Objective: To study the genotype distribution of extended-spectrum p-lactamases (ESBLs) and AmpC p-lactamases produced in E. coli isolated from men with urinary infection in Nanjing.
Methods: Organisms of clinical infection were identified by automatic microbial system (Vitek-32). ESBLs were detected by disk diffusion confirmatory test, and ESBLs and AmpC p-lactamases by three-dimensional extract test (TDET) , the presence of plasmid-mediated ESBLs and ampC genes determined by PCR, and conjugal transfer assays of the ampC resistance determinants carried out by a broth mating procedure.
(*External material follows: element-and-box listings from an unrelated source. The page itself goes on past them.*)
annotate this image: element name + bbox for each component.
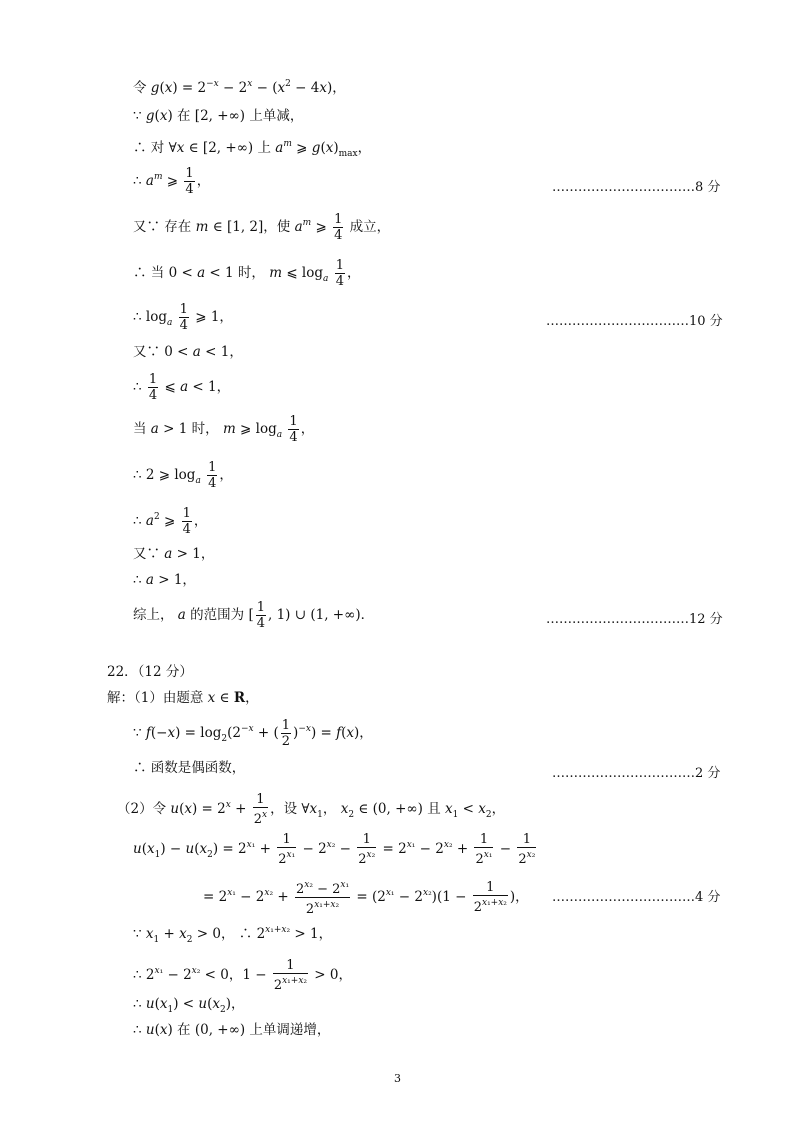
solution-line-6: ∴ 当 0 < a < 1 时， m ⩽ $\log_a$ $\frac{1}{4}$ ，	[133, 258, 361, 289]
difference-equation-1: $u(x_1) - u(x_2) = 2^{x_1}$ + $\frac{1}{2^{x_1}}$ − $2^{x_2}$ − $\frac{1}{2^{x_2}}$ = $2^{x_1} - 2^{x_2}$ + $\frac{1}{2^{x_1}}$ − $\frac{1}{2^{x_2}}$	[133, 832, 536, 867]
score-2: ……………………………2 分	[552, 766, 721, 781]
solution-line-14: ∴ a > 1，	[133, 572, 196, 588]
solution-part-1: 解：（1）由题意 x ∈ R，	[107, 690, 259, 706]
solution-line-2: ∵ g(x) 在 [2, +∞) 上单减，	[133, 108, 304, 124]
score-10: ……………………………10 分	[546, 314, 723, 329]
score-8: ……………………………8 分	[552, 180, 721, 195]
solution-line-4: ∴ $a^m$ ⩾ $\frac{1}{4}$ ，	[133, 166, 211, 197]
sum-positive-line: ∵ $x_1 + x_2 > 0$， ∴ $2^{x_1+x_2} > 1$，	[133, 925, 333, 945]
solution-line-8: 又∵ 0 < a < 1，	[133, 344, 243, 360]
solution-line-15: 综上， a 的范围为 [ $\frac{1}{4}$ , 1) ∪ (1, +∞)．	[133, 600, 375, 631]
monotonic-conclusion-line: ∴ u(x) 在 (0, +∞) 上单调递增，	[133, 1022, 331, 1038]
solution-line-12: ∴ $a^2$ ⩾ $\frac{1}{4}$ ，	[133, 506, 208, 537]
solution-line-11: ∴ 2 ⩾ $\log_a$ $\frac{1}{4}$ ，	[133, 460, 233, 491]
solution-line-10: 当 a > 1 时， m ⩾ $\log_a$ $\frac{1}{4}$ ，	[133, 414, 315, 445]
score-12: ……………………………12 分	[546, 612, 723, 627]
page-number: 3	[394, 1072, 401, 1085]
solution-line-7: ∴ $\log_a$ $\frac{1}{4}$ ⩾ 1，	[133, 302, 233, 333]
even-function-equation: ∵ $f(-x) = \log_2(2^{-x}$ + ( $\frac{1}{2}$ )$^{-x}$) = f(x)，	[133, 718, 373, 749]
sign-analysis-line: ∴ $2^{x_1} - 2^{x_2} < 0$，1 − $\frac{1}{2^{x_1+x_2}}$ > 0，	[133, 958, 352, 993]
even-function-conclusion: ∴ 函数是偶函数，	[133, 760, 246, 776]
solution-line-3: ∴ 对 ∀x ∈ [2, +∞) 上 $a^m$ ⩾ $g(x)_{max}$，	[133, 139, 372, 159]
solution-part-2: （2）令 $u(x) = 2^x$ + $\frac{1}{2^x}$ ，设 $\forall x_1$， $x_2$ ∈ (0, +∞) 且 $x_1 < x_2$，	[117, 792, 506, 827]
difference-equation-2: = $2^{x_1} - 2^{x_2}$ + $\frac{2^{x_2} - 2^{x_1}}{2^{x_1+x_2}}$ = $(2^{x_1} - 2^{x_2})(1$ − $\frac{1}{2^{x_1+x_2}}$ )，	[203, 880, 529, 917]
solution-line-5: 又∵ 存在 m ∈ [1, 2]，使 $a^m$ ⩾ $\frac{1}{4}$ 成立，	[133, 212, 391, 243]
solution-line-9: ∴ $\frac{1}{4}$ ⩽ a < 1，	[133, 372, 231, 403]
solution-line-13: 又∵ a > 1，	[133, 546, 215, 562]
question-22-heading: 22．（12 分）	[107, 664, 193, 680]
score-4: ……………………………4 分	[552, 890, 721, 905]
inequality-line: ∴ $u(x_1) < u(x_2)$，	[133, 996, 245, 1015]
solution-line-1: 令 $g(x) = 2^{-x} - 2^x - (x^2 - 4x)$，	[133, 79, 346, 96]
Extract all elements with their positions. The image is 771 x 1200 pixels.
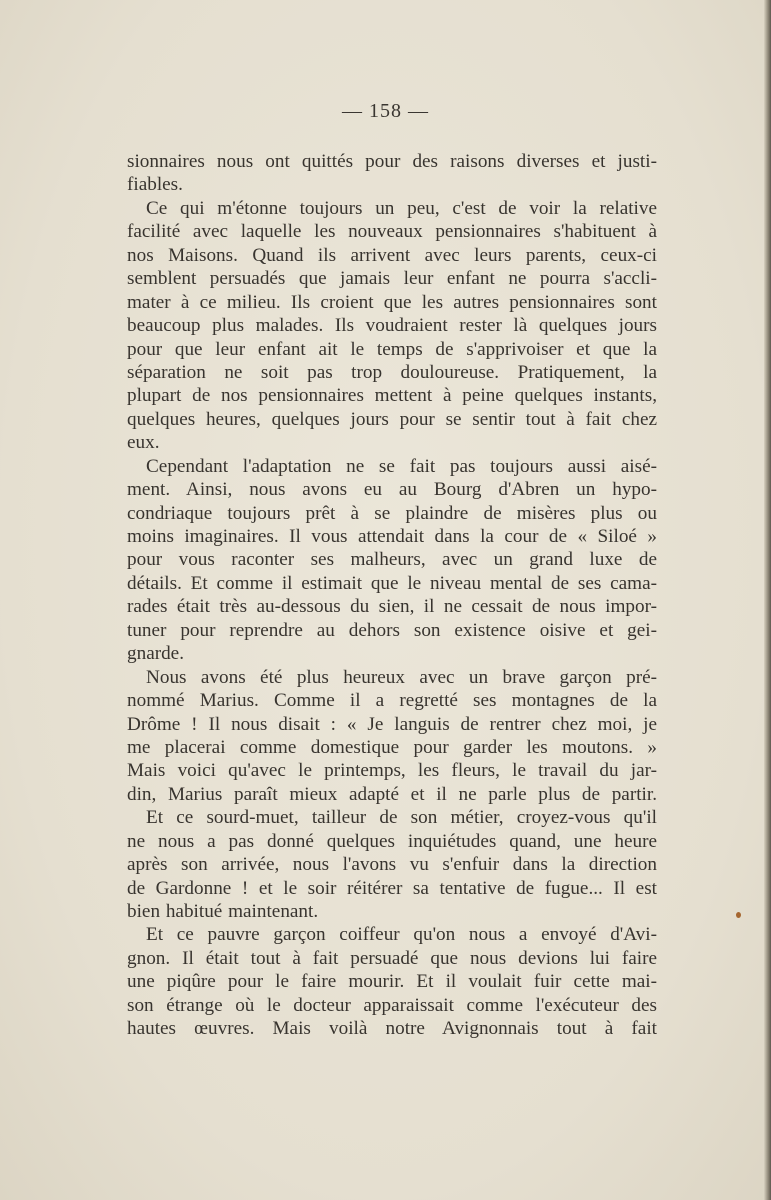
- text-line: une piqûre pour le faire mourir. Et il voulait fuir cette mai-: [127, 971, 657, 993]
- text-line: hautes œuvres. Mais voilà notre Avignonnais tout à fait: [127, 1018, 657, 1040]
- text-line: facilité avec laquelle les nouveaux pensionnaires s'habituent à: [127, 221, 657, 243]
- text-line: Drôme ! Il nous disait : « Je languis de rentrer chez moi, je: [127, 713, 657, 735]
- text-line: Cependant l'adaptation ne se fait pas toujours aussi aisé-: [146, 455, 657, 477]
- page-edge: [764, 0, 771, 1200]
- text-line: son étrange où le docteur apparaissait comme l'exécuteur des: [127, 994, 657, 1016]
- text-line: din, Marius paraît mieux adapté et il ne parle plus de partir.: [127, 783, 657, 805]
- text-line: ne nous a pas donné quelques inquiétudes quand, une heure: [127, 830, 657, 852]
- text-line: beaucoup plus malades. Ils voudraient rester là quelques jours: [127, 315, 657, 337]
- text-line: nommé Marius. Comme il a regretté ses montagnes de la: [127, 690, 657, 712]
- text-line: nos Maisons. Quand ils arrivent avec leurs parents, ceux-ci: [127, 244, 657, 266]
- text-line: gnarde.: [127, 643, 185, 665]
- text-line: détails. Et comme il estimait que le niveau mental de ses cama-: [127, 572, 657, 594]
- text-line: fiables.: [127, 174, 183, 196]
- text-line: bien habitué maintenant.: [127, 901, 319, 922]
- text-line: Nous avons été plus heureux avec un brave garçon pré-: [146, 666, 657, 688]
- text-line: gnon. Il était tout à fait persuadé que nous devions lui faire: [127, 947, 657, 969]
- text-line: quelques heures, quelques jours pour se sentir tout à fait chez: [127, 408, 657, 430]
- text-line: semblent persuadés que jamais leur enfant ne pourra s'accli-: [127, 268, 657, 290]
- body-text: [127, 150, 657, 1041]
- text-line: plupart de nos pensionnaires mettent à peine quelques instants,: [127, 385, 657, 407]
- text-line: rades était très au-dessous du sien, il ne cessait de nous impor-: [127, 596, 657, 618]
- text-line: ment. Ainsi, nous avons eu au Bourg d'Abren un hypo-: [127, 479, 657, 501]
- text-line: Et ce sourd-muet, tailleur de son métier, croyez-vous qu'il: [146, 807, 657, 829]
- text-line: tuner pour reprendre au dehors son existence oisive et gei-: [127, 619, 657, 641]
- page-number: — 158 —: [342, 100, 429, 122]
- text-line: me placerai comme domestique pour garder les moutons. »: [127, 736, 657, 758]
- ink-spot: [736, 912, 741, 918]
- text-line: pour que leur enfant ait le temps de s'apprivoiser et que la: [127, 338, 657, 360]
- text-line: moins imaginaires. Il vous attendait dans la cour de « Siloé »: [127, 526, 657, 547]
- text-line: Et ce pauvre garçon coiffeur qu'on nous a envoyé d'Avi-: [146, 924, 657, 946]
- text-line: sionnaires nous ont quittés pour des raisons diverses et justi-: [127, 151, 657, 172]
- text-line: mater à ce milieu. Ils croient que les autres pensionnaires sont: [127, 291, 657, 313]
- text-line: après son arrivée, nous l'avons vu s'enfuir dans la direction: [127, 854, 657, 876]
- text-line: de Gardonne ! et le soir réitérer sa tentative de fugue... Il est: [127, 877, 657, 899]
- text-line: Ce qui m'étonne toujours un peu, c'est de voir la relative: [146, 197, 657, 219]
- text-line: pour vous raconter ses malheurs, avec un grand luxe de: [127, 549, 657, 571]
- text-line: séparation ne soit pas trop douloureuse. Pratiquement, la: [127, 361, 657, 383]
- text-line: Mais voici qu'avec le printemps, les fleurs, le travail du jar-: [127, 760, 657, 782]
- text-line: condriaque toujours prêt à se plaindre de misères plus ou: [127, 502, 657, 524]
- text-line: eux.: [127, 432, 160, 454]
Results: ESBLs were produced in 24. 6% (46/187) of the E. coli and the 46 E. coli isolates showed p-lactamase activity in TDET, 3 positive for both ESBLs and AmpC beta-lactamases and 43 for ESBLs only. Forty-four of the 46 isolates were shown by PCR to contain at least one of the genes blaTEM, blaOXA, bla(CTX-M), but no blaSHA. AmpC specific amplication products were observed in 3 of the 46 isolates, of which 2 were of CIT type, and 1 of DHA type. All of the 3 transconjugants transferred the plasmids harbouring ampC genes to recipients.
Conclusion: CTX-M is the most common genotype in plasmid-mediated ESBLs produced by E. coli isolated from men with urinary infection in Nanjing. Present findings indicate that AmpC-producing E. coli are present in this hospital, and ampC-encoding plasmids are transferable.